The model in the example above is an ordinal probit model. That is, the dependent variable is an ordered categorical variable with J=3 levels, in this example, which is assumed generated by a latent, normally distributed scale cut into K=J-1 thresholds:
y_i \sim Categorical(\pi_{ij})
\pi_{ij}= \Phi[\frac{\theta_k-\mu_i}{\sigma}] - \Phi[\frac{\theta_{k-1}-\mu_i}{\sigma}]
where \pi_{ij} is the probability of case i of ordinal category j \in (1,2,3), \Phi is the standard normal CDF with mean \mu_i and standard deviation \sigma, and \theta_k is the threshold. Here, there are two thresholds. I use the parameterisation where the first and last thresholds are fixed (i.e. both are fixed in this example to 1.5 and 2.5, respectively), allowing for \mu_i and \sigma to be estimated.
In the case of missing y_i data, I want to sum over range the possibilities that y_i could take. So I (think) I want \sum_i \sum_j P(y_i = j | \pi_{ij}) = P(y_i=j) \cdot P(j | \pi_{ij}), i.e. the probability that the missing dependent variable is category j given the estimated probability of category j, for all j.

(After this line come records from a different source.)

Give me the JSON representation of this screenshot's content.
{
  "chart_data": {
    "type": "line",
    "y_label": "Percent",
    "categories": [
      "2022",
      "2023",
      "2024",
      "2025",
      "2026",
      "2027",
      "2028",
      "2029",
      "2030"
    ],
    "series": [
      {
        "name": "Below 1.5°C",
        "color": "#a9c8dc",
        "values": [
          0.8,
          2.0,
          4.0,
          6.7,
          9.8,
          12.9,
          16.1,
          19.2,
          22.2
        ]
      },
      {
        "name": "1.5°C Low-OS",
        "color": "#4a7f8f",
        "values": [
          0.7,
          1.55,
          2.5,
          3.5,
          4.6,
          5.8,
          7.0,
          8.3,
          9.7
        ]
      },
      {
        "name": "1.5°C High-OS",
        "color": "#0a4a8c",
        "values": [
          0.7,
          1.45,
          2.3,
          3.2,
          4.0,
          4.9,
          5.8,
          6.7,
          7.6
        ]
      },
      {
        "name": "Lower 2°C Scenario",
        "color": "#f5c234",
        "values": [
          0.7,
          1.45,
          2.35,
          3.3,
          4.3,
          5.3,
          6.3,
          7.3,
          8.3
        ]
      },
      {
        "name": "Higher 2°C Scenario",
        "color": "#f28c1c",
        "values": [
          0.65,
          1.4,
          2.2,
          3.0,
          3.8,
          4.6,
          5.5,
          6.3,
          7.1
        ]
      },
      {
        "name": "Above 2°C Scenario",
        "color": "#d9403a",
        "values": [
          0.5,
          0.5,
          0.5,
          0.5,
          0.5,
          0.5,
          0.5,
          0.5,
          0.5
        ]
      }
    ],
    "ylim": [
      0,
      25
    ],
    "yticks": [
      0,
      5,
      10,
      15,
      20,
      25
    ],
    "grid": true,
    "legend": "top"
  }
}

For a Bernoulli variable z_n \in (0,1) with probability \phi, we can marginalise over the missing data by computing:
\phi \cdot P(z_n = 1 | \phi) + (1-\phi) \cdot P(z_n = 0 | \phi)
Stan’s log_mix
function can be used here as (see also Log_mix for missing categorical data):
target += log_mix(phi,
bernoulli_lpmf(1 | phi),
bernoulli_lpmf(0 | phi)
)
which evaluates to:
target += log_sum_exp(
log(phi) + bernoulli_lpmf(1 | phi),
log(1-phi) + bernoulli_lpmf(0 | phi)
)
By extension, for missing 3-category ordinal data cases, I have been using:
target += log_sum_exp(
log(phi[1]) + categorical_lpmf(1 | phi),
log(phi[2]) + categorical_lpmf(2 | phi),
log(phi[3]) + categorical_lpmf(3 | phi)
)
However, this is what is causing the inaccurate parameter estimation.